BMKG mengimbau masyarakat yang berada di daerah pesisir barat Sumatra, selatan Jawa, Nusa Tenggara Timur, selatan Sulawesi, sekitar Maluku, dan Papua untuk meningkatkan kewaspadaan. Gelombang tinggi berisiko membahayakan aktivitas pelayaran, nelayan, serta masyarakat pesisir.
Masyarakat di wilayah tersebut diharapkan selalu memantau perkembangan informasi cuaca maritim. Nelayan dan operator transportasi laut disarankan menunda aktivitas apabila kondisi gelombang dinilai tidak aman.

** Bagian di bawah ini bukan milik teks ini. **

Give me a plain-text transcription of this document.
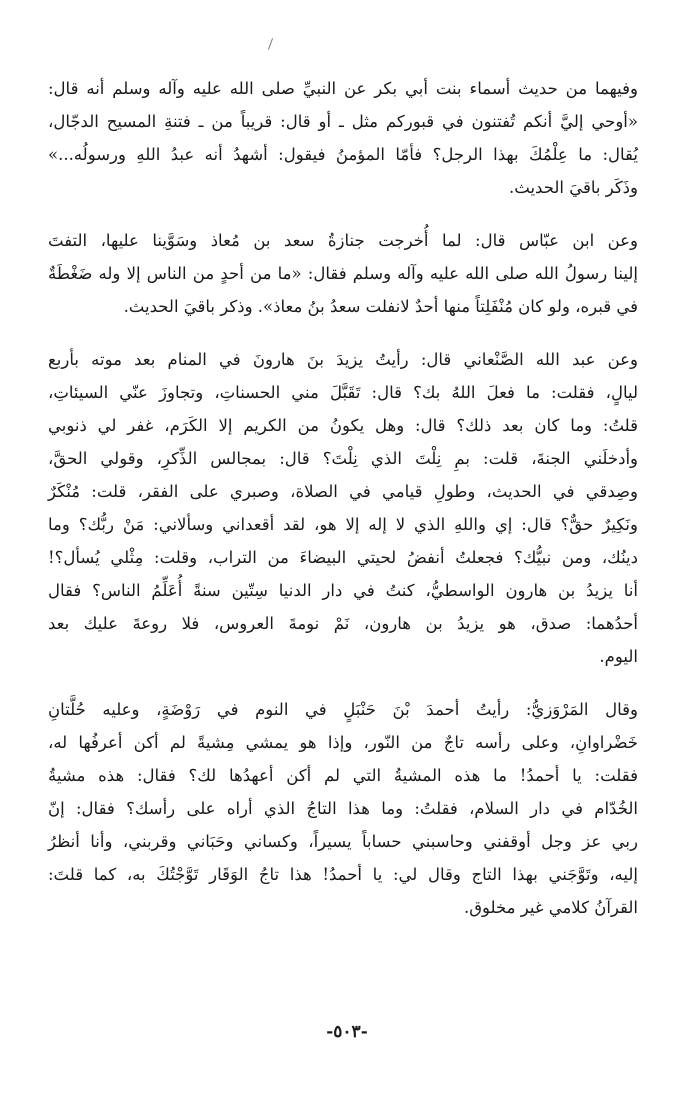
وفيهما من حديث أسماء بنت أبي بكر عن النبيِّ صلى الله عليه وآله وسلم أنه قال:
«أوحي إليَّ أنكم تُفتنون في قبوركم مثل ـ أو قال: قريباً من ـ فتنةِ المسيح الدجّال،
يُقال: ما عِلْمُكَ بهذا الرجل؟ فأمّا المؤمنُ فيقول: أشهدُ أنه عبدُ اللهِ ورسولُه...»
وذَكَر باقيَ الحديث.
وعن ابن عبّاس قال: لما أُخرجت جنازةُ سعد بن مُعاذ وسَوَّينا عليها، التفتَ
إلينا رسولُ الله صلى الله عليه وآله وسلم فقال: «ما من أحدٍ من الناس إلا وله ضَغْطَةٌ
في قبره، ولو كان مُنْفَلِتاً منها أحدٌ لانفلت سعدُ بنُ معاذ». وذكر باقيَ الحديث.
وعن عبد الله الصَّنْعاني قال: رأيتُ يزيدَ بنَ هارونَ في المنام بعد موته بأربع
ليالٍ، فقلت: ما فعلَ اللهُ بك؟ قال: تَقَبَّلَ مني الحسناتِ، وتجاوزَ عنّي السيئاتِ،
قلتُ: وما كان بعد ذلك؟ قال: وهل يكونُ من الكريم إلا الكَرَم، غفر لي ذنوبي
وأدخلَني الجنةَ، قلت: بمِ نِلْتَ الذي نِلْتَ؟ قال: بمجالس الذِّكرِ، وقولي الحقَّ،
وصِدقي في الحديث، وطولِ قيامي في الصلاة، وصبري على الفقر، قلت: مُنْكَرٌ
ونَكِيرٌ حقٌّ؟ قال: إي واللهِ الذي لا إله إلا هو، لقد أقعداني وسألاني: مَنْ ربُّك؟ وما
دينُك، ومن نبيُّك؟ فجعلتُ أنفضُ لحيتي البيضاءَ من التراب، وقلت: مِثْلي يُسأل؟!
أنا يزيدُ بن هارون الواسطيُّ، كنتُ في دار الدنيا سِتّين سنةً أُعَلِّمُ الناس؟ فقال
أحدُهما: صدق، هو يزيدُ بن هارون، نَمْ نومةَ العروس، فلا روعةَ عليك بعد
اليوم.
وقال المَرْوَزيُّ: رأيتُ أحمدَ بْنَ حَنْبَلٍ في النوم في رَوْضَةٍ، وعليه حُلَّتانِ
خَضْراوانِ، وعلى رأسه تاجٌ من النّور، وإذا هو يمشي مِشيةً لم أكن أعرفُها له،
فقلت: يا أحمدُ! ما هذه المشيةُ التي لم أكن أعهدُها لك؟ فقال: هذه مشيةُ
الخُدّام في دار السلام، فقلتُ: وما هذا التاجُ الذي أراه على رأسك؟ فقال: إنّ
ربي عز وجل أوقفني وحاسبني حساباً يسيراً، وكساني وحَبَاني وقربني، وأنا أنظرُ
إليه، وتَوَّجَني بهذا التاج وقال لي: يا أحمدُ! هذا تاجُ الوَقَار تَوَّجْتُكَ به، كما قلتَ:
القرآنُ كلامي غير مخلوق.
-٥٠٣-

Imbauan BMKG Untuk Masyarakat
Menghadapi kondisi cuaca yang masih ekstrem, BMKG mengimbau masyarakat agar selalu waspada dan berhati-hati. Pemantauan prakiraan cuaca harian sangat penting, terutama bagi mereka yang memiliki aktivitas di luar ruangan atau tinggal di wilayah rawan bencana.
BMKG juga mengingatkan agar masyarakat segera melaporkan kejadian cuaca ekstrem yang berpotensi membahayakan. Kerja sama antara masyarakat dan pihak berwenang dinilai menjadi kunci dalam mengurangi dampak buruk cuaca ekstrem.
Dengan memahami faktor penyebab hujan lebat dan potensi dampaknya, diharapkan masyarakat dapat lebih siap menghadapi kondisi cuaca yang masih akan berlangsung hingga beberapa bulan ke depan. Informasi yang akurat dan kewaspadaan menjadi langkah utama dalam menjaga keselamatan bersama.